In a recent ruling vacating denial of class certification, the Third Circuit provided guidance on the scope of the implied “ascertainability” requirement under Rule 23. Byrd v. Aaron’s, Inc., 2015 U.S. App. LEXIS 6190 (3d Cir. April 16, 2015) involved a putative class action against Aaron’s, which leases, among other things, laptop computers to consumers. The plaintiffs alleged that Aaron’s and its affiliates had violated the Electronic Communications Privacy Act (ECPA) by surreptitiously monitoring the activity of the rental laptops’ users via spyware that collected screenshots, keystrokes, and webcam images.

The plaintiffs sought to certify a class of “all persons who leased and/or purchased one or more computers from Aaron’s Inc., and their household members, on whose computers DesignerWare’s Detective Mode was installed and activated without such person’s consent on or after January 1, 2007.” The district court refused to certify because the class was not ascertainable. According to the magistrate judge’s report and recommendation, which was summarily adopted by the district judge, the class was underinclusive, because owners, lessees, and their household members did not encompass all individuals whose information might have been surreptitiously gathered. Moreover, the class was overinclusive because mere installation of the spyware was not sufficient to satisfy the interception requirement of the ECPA. Finally, the magistrate judge took issue with the plaintiffs’ failure to define “household members.”

The Third Circuit reversed, finding that the district court had misapplied the ascertainability standard. Judge Smith, in his majority opinion for the panel, took the opportunity to “dispel any confusion” regarding the standard for ascertainability, which “consists of nothing more” than two inquiries: a plaintiff must show that “(1) the class is defined with reference to objective criteria; and (2) there is a reliable and administratively feasible mechanism for determining whether putative class members fall within the class definition.”

Judge Smith pointed out that although the ascertainability requirement may relate to or dovetail with other Rule 23 requirements, it is its own separate inquiry, and he cautioned courts about grafting additional criteria onto the ascertainability analysis. In particular, the district court in Byrd had conflated ascertainability with the standards governing class definition. The district court’s rejection of the class as both underinclusive and overbroad similarly fell outside the “narrow” ascertainability inquiry. Judge Smith noted that plaintiffs are not required to represent every individual who has been harmed by the same defendant, and concerns about overbreadth are more properly directed to analysis of predominance under Rule 23(b)(3) and Article III standing.

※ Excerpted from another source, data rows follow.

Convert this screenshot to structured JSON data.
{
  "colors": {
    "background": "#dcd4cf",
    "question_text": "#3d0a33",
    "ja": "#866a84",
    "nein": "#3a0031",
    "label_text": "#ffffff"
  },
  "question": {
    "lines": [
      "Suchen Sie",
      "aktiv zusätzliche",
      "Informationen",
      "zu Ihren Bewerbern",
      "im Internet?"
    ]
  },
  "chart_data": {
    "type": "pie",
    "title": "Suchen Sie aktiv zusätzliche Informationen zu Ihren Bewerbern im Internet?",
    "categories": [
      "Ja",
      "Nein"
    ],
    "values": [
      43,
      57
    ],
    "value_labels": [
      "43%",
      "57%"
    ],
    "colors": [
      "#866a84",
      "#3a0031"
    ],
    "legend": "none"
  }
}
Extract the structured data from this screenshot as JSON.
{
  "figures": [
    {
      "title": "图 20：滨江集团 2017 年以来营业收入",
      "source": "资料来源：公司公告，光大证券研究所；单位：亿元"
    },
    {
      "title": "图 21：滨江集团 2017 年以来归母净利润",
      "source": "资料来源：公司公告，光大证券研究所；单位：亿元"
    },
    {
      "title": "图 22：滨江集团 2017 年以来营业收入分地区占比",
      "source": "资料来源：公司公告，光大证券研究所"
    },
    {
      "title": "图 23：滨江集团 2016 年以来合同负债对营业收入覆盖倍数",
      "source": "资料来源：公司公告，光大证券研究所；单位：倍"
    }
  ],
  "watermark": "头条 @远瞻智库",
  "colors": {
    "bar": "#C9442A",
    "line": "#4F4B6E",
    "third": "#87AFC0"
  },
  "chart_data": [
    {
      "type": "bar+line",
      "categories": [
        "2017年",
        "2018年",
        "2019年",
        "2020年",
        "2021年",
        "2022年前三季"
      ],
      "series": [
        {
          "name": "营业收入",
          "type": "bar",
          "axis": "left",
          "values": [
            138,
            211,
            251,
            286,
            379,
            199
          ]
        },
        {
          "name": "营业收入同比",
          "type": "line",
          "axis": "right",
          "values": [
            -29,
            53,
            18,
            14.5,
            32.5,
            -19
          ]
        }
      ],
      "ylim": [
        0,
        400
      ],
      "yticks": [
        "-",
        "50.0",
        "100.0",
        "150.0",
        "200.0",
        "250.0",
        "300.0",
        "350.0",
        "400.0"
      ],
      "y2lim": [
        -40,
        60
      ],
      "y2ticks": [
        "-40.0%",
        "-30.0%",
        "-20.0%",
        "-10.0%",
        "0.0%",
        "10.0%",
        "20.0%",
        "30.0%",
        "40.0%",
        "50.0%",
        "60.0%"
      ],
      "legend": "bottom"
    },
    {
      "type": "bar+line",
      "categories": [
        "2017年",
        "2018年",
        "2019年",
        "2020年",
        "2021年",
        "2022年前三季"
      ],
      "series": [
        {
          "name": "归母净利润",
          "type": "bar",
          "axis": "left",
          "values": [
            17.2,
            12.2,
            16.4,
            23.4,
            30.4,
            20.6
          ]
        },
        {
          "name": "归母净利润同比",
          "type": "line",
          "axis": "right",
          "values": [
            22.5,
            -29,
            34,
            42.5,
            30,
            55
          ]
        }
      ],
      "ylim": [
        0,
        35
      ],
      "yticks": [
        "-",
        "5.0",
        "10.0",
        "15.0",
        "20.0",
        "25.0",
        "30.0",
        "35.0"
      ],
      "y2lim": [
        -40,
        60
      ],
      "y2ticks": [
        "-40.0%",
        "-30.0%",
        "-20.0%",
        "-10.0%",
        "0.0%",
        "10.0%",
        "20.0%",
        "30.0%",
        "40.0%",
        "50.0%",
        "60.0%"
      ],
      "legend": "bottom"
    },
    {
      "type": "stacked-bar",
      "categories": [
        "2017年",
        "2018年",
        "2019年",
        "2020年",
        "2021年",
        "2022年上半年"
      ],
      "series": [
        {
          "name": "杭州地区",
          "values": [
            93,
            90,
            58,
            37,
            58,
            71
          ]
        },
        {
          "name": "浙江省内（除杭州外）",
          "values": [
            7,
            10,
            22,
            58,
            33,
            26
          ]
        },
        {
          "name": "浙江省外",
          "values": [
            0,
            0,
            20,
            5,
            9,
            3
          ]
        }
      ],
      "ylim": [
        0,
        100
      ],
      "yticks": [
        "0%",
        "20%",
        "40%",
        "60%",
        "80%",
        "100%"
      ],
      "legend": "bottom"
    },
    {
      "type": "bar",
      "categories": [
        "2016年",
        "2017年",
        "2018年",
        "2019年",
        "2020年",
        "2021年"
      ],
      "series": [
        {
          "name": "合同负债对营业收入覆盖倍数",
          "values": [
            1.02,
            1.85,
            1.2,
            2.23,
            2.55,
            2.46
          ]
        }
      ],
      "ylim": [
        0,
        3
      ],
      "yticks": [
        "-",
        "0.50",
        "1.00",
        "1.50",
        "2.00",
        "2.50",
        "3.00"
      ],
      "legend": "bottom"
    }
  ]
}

Finally, Judge Smith rejected the district court’s holding that household members were not sufficiently ascertainable. The plaintiffs argued, and the Third Circuit agreed, that such class members could be objectively identified through the use of publicly available government records that define and include data related to household members for census, taxation, and immigration purposes. The plaintiffs’ proposed method of identifying these class members differed markedly from that rejected by the Third Circuit in Carrera v. Bayer Corp., 727 F.3d 300 (3d Cir. 2013), where the plaintiffs proposed identifying class members based on affidavits of the class members themselves, amounting to “no more than ascertaining by potential class members’ say-so.” The Byrd plaintiffs’ proposed use of public records sidestepped this problem.

Although the stated purpose of the Byrd opinion was to dispel confusion, one panelist expressed skepticism that such clarification of the ascertainability standard is possible. Concurring separately, Judge Rendell opined that “the lengths to which the majority goes in its attempt to clarify what our requirement of ascertainability means, and to explain how this implicit requirement fits in the class certification calculus, indicate that the time has come to do away with this newly created aspect of Rule 23 in the Third Circuit.” Thus, the fate of the ascertainability requirement in the Third Circuit may still remain uncertain.